Foi a Palma e foram muitas palmas para Nanni, que permitiu em Cannes uma silenciosa catarse colectiva. Ao ver o realizador em cima do palco, com o fôlego cortado pela emoção, não se pode deixar, no entanto, de desejar que Nanni não cresça assim tanto, e que, em próximos filmes, se dê largas, formalmente, à "imaturidade" que certamente vai conseguir ainda encontrar. Mais conturbada catarse, a meio do festival, foi a de "La Pianiste", do austríaco Michael Haneke, que terá sido o melhor filme exibido na competição (não necessariamente o mais amado ou o mais fácil de gostar). Era demasiado "duro" para receber a Palma de Ouro, isso adivinhava-se. O que surpreendeu foi o facto de o júri, presidido pela actriz e realizadora sueca Liv Ullman, ter feito dele uma aposta desta edição.

Sim, Nanni ganhou a Palma, mas "La Pianiste" foi nomeado três vezes no Palácio dos Festivais: pelo Grande Prémio, para Haneke -um cineasta que com os filmes faz habitualmente experiências calculistas e calculadas, mas que aqui se transcendeu, abrindo espaço aos ecos mais indefiníveis do romanesco (o filme é, antes de mais, um vibrante melodrama)-; e ainda por Isabelle Huppert e pelo inesperado Benoît Magimel.

A primeira foi, de longe, a maior actriz que aqui se viu. E quando se vê o filme é fácil corroborar a opinião de Haneke de que ela é a maior actriz da Europa, provavelmente a maior do mundo. O prémio, anunciou Liv Ullman com emoção, foi atribuído por unanimidade.

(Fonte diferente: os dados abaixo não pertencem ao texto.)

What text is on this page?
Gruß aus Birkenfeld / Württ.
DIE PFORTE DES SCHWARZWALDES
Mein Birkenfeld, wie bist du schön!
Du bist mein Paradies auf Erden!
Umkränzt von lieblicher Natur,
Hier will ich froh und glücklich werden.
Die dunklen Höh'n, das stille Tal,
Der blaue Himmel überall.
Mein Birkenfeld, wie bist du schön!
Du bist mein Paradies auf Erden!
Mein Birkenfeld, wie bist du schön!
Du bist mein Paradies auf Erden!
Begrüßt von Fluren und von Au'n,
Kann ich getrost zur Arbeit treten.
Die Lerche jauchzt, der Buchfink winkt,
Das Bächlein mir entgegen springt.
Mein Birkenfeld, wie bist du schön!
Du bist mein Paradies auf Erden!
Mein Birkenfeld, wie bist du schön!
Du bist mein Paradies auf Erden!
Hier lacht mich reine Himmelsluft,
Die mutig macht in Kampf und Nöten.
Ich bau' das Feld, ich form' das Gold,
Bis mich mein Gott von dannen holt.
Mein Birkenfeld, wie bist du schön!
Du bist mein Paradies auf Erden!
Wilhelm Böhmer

Isabelle, ovacionada também com euforia, esteve à altura da sua prestação de pianista, agradecendo, no palco, a Bach, Schubert e Mozart e dizendo que "se há filmes que nos metem medo" - este mete e ela também . "Se há filmes que parece que nos vão roubar tudo, são esses precisamente que nos dão tudo".

Por a sua presença ser tão totalitária, toda a gente esperava o prémio para Isabelle, e ninguém reparou que "La Pianiste", um filme sobre a música, é um concerto de câmara. O júri, muito bem, lembrou que também ali estava outro instrumentista, o jovem Benoît Magimel, sem o qual não haveria música em Huppert nem no filme - Magimel interpreta um estudante do conservatório que tenta seduzir a personagem de Huppert, desencadeando rituais masoquistas na pianista.

No início da cerimónia, Liv Ullman, de forma muito desassombrada, lembrava que a regra do jogo destes festivais é um palmarés ser um ponto de vista, o do júri; e que um palmarés é, ainda, a tentativa de conciliar vários pontos de vista diferentes, os dos jurados. Ninguém nos jurados tem de se zangar (embora às vezes...), disse ela, porque os sons e as fantasias dos filmes de que se gostou são sempre uma experiência individual que permenece. Terão os trabalhos do júri desta edição sido mesmo difíceis? É fácil especular, mas assim se entenderá melhor o prémio da realização ex-aequo a Joel Coen, por "The Man who wasn't there", e a David Lynch, por "Mulholland Drive".

Sim, no primeiro são os Coen a fazer à Coen, e no segundo Lynch é Lynch. Cannes "ocupar-se-ia" assim, nesta edição, de autores que fazem parte do seu património, que aqui receberam já a Palma de Ouro, mas que têm a sua quota de desaires e assim faria sentido lamber-lhes as "feridas". Numa edição que ficou marcada pela evocação da memória de Cannes (recorde-se, foi também exibida a nova versão de "Apocalypse Now", filme que em 1979 foi aclamado no festival), este prémio ex-aequo cumpre o ritual de auto-celebração. Será verdade, mas ficou evidente que os irmãos Coen continuam a fazer o mesmo que fazem há anos e estão nitidamente em perda (o filme foi recebido de forma razoavelmente desinteressada), enquanto o filme de Lynch, que até toca algumas cordas diferentes (o humor e alguma inclinação "camp"), é certamente problemático e não muito evidente. Mas criou decididamente o mistério, e "Mulholland Drive" adensa-se com o tempo.